El arte de lo posible
Hacer teatro con elencos profesionales es un desafío técnico; hacerlo con un elenco teatral comunitario como “Memoria 21” implica una osadía ética y estética. Fernández asume la dirección no solo como guía de movimientos, sino como auténtica curadora de memorias. Su dramaturgia logra aquello que el periodismo por sí solo no puede: otorgarle un pulso orgánico a la tragedia, transformar la acumulación de testimonios en una experiencia viva.
La rendición final del hermano, cuando decide sumarse al proyecto de memoria, funciona como clímax simbólico: no es solo una reconciliación familiar, sino la representación de una comunidad que decide, colectivamente, no callar más.

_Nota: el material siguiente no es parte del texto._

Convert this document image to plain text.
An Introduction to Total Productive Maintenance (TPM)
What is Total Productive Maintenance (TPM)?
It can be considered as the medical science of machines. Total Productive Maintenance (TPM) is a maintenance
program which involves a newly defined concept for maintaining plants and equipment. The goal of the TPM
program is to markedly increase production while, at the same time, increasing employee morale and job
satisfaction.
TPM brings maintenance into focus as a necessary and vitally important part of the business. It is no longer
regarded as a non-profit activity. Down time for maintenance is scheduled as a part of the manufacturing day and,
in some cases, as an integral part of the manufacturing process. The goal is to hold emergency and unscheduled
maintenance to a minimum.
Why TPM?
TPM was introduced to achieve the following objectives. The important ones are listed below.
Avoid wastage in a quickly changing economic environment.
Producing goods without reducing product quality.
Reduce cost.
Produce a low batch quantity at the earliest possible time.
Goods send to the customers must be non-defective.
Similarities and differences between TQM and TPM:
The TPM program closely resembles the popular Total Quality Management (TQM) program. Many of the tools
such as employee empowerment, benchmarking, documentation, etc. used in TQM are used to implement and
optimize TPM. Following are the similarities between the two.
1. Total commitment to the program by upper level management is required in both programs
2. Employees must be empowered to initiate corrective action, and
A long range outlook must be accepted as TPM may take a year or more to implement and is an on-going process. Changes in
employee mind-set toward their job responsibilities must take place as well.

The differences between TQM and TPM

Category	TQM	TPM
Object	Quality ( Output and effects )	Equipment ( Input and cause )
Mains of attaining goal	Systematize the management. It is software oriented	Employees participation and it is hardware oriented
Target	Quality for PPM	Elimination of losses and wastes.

De la investigación al dispositivo comunitario
El montaje es un sólido ejercicio de teatro testimonial. Si bien bebe de una fuente documental compuesta por 60 entrevistas y archivos de prensa, la curaduría de Fernández filtra esa vastedad para concentrarla en la historia de nueve familias. Esa síntesis vuelve la obra accesible y contundente, sin diluir su dimensión política.

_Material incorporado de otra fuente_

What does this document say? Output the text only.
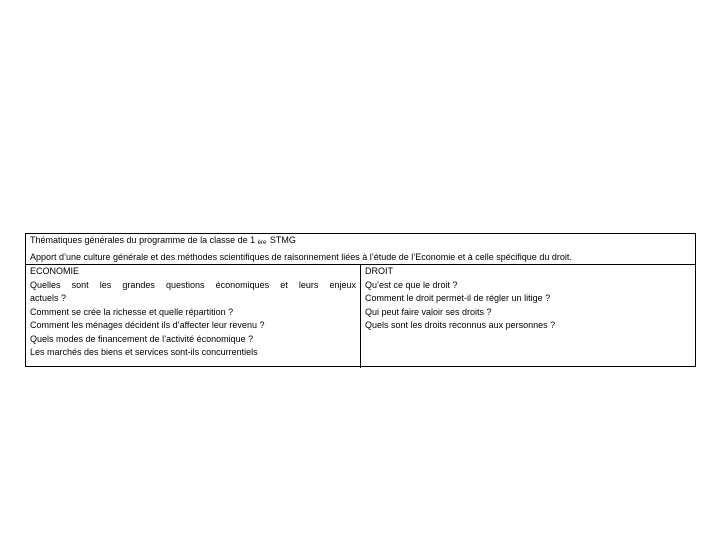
Thématiques générales du programme de la classe de 1 $^{ère}$ STMG
Apport d’une culture générale et des méthodes scientifiques de raisonnement liées à l’étude de l’Economie et à celle spécifique du droit.
ECONOMIE
Quelles sont les grandes questions économiques et leurs enjeux
actuels ?
Comment se crée la richesse et quelle répartition ?
Comment les ménages décident ils d’affecter leur revenu ?
Quels modes de financement de l’activité économique ?
Les marchés des biens et services sont-ils concurrentiels
DROIT
Qu’est ce que le droit ?
Comment le droit permet-il de régler un litige ?
Qui peut faire valoir ses droits ?
Quels sont les droits reconnus aux personnes ?
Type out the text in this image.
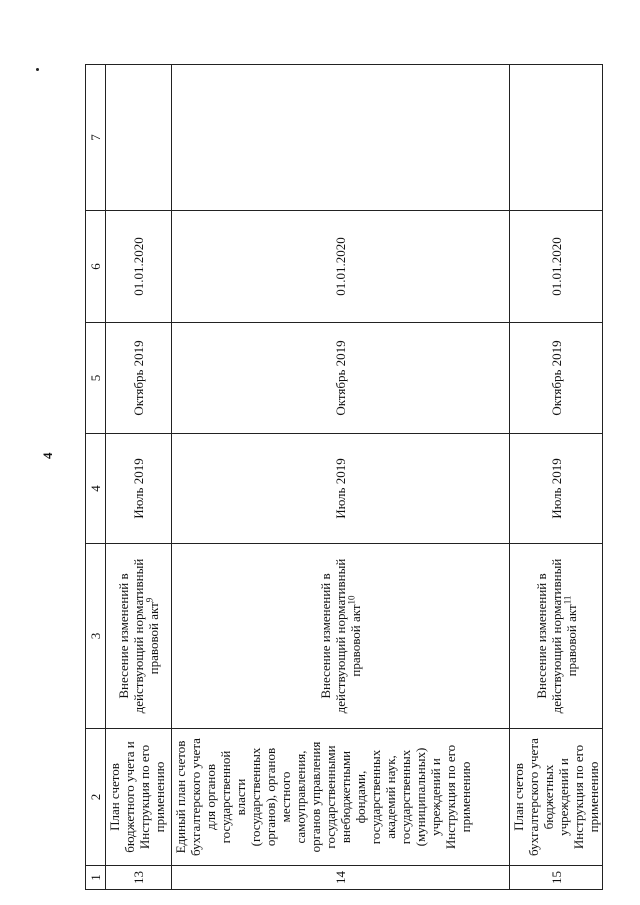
4
1	2	3	4	5	6	7
13	План счетов бюджетного учета и Инструкция по его применению	Внесение изменений в действующий нормативный правовой акт$^9$	Июль 2019	Октябрь 2019	01.01.2020	
14	Единый план счетов бухгалтерского учета для органов государственной власти (государственных органов), органов местного самоуправления, органов управления государственными внебюджетными фондами, государственных академий наук, государственных (муниципальных) учреждений и Инструкция по его применению	Внесение изменений в действующий нормативный правовой акт$^{10}$	Июль 2019	Октябрь 2019	01.01.2020	
15	План счетов бухгалтерского учета бюджетных учреждений и Инструкция по его применению	Внесение изменений в действующий нормативный правовой акт$^{11}$	Июль 2019	Октябрь 2019	01.01.2020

Un detalle escénico —la sobriedad de los desplazamientos, la frontalidad de los testimonios, la economía de recursos— refuerza la idea central: aquí no hay artificio que distraiga. La escena está al servicio de la palabra y la palabra está al servicio de la memoria.
La presencia de las máximas autoridades regionales en la platea otorgó a la función un carácter de interpelación directa. El reclamo por un museo del terremoto y la crítica a la falta de señalética histórica no sonaron a ficción. Sonaron a mandato ciudadano.
Cuando los vecinos de “Memoria 21” alzan la voz, no están citando un libro. Están reclamando un lugar en la historia oficial de una ciudad que, aunque experta en reconstruir edificios, aún tiene pendiente reconstruir su memoria simbólica.
Allí radica el verdadero triunfo de la tríada creativa: haber convertido la investigación periodística en un dispositivo artístico capaz de activar comunidad. “Réplicas” no solo representa el pasado; lo resignifica y lo instala en el presente como una deuda que exige respuesta.